The thief yanked the cash drawer out of the register and then left through the hole they came in through, making off with around $450.

Then again, the next morning, the same thing happened to NeverMore Books at 910 Port Republic Street. Only this time, the thief had trouble getting in the door thanks to the safety glass and a tinted film on the door.

Then once on the inside, there was no cash for the thief to make off with. Adding insult to injury, according to NeverMore owners Dave and Lorrie Anderson, the thief cut themselves getting through the door, leaving their blood behind. 

After the meeting, Price was asked if the lab work on which the BPD was waiting was related to this blood, Price said she couldn’t answer that question.

During the meeting, Price said the recent break-ins downtown had all been businesses away from Bay Street – Coastal Art was the victim of a break-in a month or so before Bathe and NeverMore Books.

Price confirmed the belief the culprits are one in the same – “The evidence is leaning that way.”

The point of entry for the break-ins – the glass doors of the businesses. Price said the thieves were looking for a couple of things they could simply see by looking through the windows of the business.

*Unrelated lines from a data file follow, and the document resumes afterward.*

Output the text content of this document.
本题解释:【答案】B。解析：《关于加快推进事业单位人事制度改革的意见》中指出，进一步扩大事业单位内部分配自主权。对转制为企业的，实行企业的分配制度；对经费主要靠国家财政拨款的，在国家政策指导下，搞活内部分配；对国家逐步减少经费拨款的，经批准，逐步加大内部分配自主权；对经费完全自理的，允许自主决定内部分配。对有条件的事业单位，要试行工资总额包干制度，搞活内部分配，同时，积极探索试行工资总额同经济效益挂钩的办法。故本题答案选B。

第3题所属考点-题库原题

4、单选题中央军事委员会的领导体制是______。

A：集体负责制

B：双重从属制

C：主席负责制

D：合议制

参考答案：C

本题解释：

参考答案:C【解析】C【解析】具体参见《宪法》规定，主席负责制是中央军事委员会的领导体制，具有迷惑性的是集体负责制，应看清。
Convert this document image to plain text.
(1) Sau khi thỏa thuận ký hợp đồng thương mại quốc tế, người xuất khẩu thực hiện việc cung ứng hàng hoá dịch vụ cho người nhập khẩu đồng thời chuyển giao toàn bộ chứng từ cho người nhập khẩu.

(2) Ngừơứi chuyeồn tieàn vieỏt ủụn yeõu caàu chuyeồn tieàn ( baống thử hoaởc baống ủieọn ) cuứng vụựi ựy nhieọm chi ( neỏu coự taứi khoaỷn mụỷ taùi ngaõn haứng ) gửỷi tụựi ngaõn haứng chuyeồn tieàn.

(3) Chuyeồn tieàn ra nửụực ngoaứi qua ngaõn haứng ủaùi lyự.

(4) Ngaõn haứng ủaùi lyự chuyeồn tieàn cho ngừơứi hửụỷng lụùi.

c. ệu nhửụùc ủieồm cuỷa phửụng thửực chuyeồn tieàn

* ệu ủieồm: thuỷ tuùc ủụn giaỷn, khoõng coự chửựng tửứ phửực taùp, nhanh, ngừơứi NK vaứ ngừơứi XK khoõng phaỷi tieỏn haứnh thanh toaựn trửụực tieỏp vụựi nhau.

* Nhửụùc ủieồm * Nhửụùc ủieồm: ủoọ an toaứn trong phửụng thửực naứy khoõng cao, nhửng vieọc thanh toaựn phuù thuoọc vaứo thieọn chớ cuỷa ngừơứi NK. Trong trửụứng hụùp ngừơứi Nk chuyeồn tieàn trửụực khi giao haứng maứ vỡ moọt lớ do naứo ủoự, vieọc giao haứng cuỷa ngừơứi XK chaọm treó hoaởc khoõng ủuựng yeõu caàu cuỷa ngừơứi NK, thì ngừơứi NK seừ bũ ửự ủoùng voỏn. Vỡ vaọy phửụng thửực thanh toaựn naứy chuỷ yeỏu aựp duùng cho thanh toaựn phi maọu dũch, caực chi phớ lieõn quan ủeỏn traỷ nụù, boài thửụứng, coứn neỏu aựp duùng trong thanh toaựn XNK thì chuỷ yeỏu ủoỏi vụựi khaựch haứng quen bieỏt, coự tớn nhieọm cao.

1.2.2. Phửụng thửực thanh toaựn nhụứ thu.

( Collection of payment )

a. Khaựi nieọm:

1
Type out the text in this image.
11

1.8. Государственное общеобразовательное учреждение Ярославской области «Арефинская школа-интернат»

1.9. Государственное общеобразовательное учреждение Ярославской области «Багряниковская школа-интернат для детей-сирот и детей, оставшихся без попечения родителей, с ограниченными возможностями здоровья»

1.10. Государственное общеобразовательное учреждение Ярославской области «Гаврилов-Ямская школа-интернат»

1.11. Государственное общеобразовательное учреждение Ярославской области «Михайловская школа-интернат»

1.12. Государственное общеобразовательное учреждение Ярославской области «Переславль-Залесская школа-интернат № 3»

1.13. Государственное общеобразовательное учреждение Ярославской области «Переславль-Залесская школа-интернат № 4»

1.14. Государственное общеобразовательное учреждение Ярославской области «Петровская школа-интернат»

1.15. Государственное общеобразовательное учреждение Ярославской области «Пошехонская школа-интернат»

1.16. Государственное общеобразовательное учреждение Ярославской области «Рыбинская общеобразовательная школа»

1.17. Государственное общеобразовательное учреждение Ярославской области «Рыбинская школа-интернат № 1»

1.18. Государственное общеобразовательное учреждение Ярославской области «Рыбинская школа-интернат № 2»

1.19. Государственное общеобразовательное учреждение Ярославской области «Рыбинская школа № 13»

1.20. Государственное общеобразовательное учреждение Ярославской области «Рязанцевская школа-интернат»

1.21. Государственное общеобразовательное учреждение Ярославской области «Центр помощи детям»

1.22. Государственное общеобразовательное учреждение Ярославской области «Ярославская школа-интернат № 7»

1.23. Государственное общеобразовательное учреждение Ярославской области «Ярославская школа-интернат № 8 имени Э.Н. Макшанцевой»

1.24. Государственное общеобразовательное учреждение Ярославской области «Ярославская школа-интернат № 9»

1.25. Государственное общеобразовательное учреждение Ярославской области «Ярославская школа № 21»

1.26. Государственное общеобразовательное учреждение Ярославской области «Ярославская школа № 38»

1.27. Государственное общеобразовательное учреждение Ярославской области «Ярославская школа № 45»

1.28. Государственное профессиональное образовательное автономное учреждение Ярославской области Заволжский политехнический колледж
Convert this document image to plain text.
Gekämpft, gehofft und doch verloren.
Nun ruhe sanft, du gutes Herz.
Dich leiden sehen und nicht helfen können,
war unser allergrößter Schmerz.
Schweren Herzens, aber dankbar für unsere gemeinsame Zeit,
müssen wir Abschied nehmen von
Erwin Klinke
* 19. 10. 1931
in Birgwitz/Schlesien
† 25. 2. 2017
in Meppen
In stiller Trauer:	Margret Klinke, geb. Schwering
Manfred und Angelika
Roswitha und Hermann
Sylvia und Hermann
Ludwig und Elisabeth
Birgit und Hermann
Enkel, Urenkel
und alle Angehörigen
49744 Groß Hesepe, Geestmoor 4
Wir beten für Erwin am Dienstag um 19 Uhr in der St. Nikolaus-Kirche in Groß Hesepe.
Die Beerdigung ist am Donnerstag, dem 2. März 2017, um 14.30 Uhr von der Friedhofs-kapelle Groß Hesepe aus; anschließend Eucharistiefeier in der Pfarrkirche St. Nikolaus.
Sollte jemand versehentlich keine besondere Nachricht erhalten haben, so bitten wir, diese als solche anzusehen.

“They’re looking for the iPad and Square, … and then cash,” she said. “You shouldn’t keep anything of value where it can be seen through the front window of the business.”

She also emphasized, if downtown business owners don’t have cameras or an alarm, it’s in their best interest that they get them.

Notes of interest 

– Price said the BPD presence had increased downtown, even if people can’t immediately see it.

– Price said there were two more upcoming opportunities for the public and the officers of the Beaufort Police Department to get together. The BPD will host another family movie – “Horton Hears A Who!” – July 27 at Washington Street Park. And then the BPD will host its first open house August 5.

– The Department has secured a grant which will guarantee a Student Resource Officer in every school withing the City of Beaufort, including two at Beaufort High School,

– And finally, making it a rarity in South Carolina, if not the country, Price said the BPD is, for the first time in quite a while, fully staffed.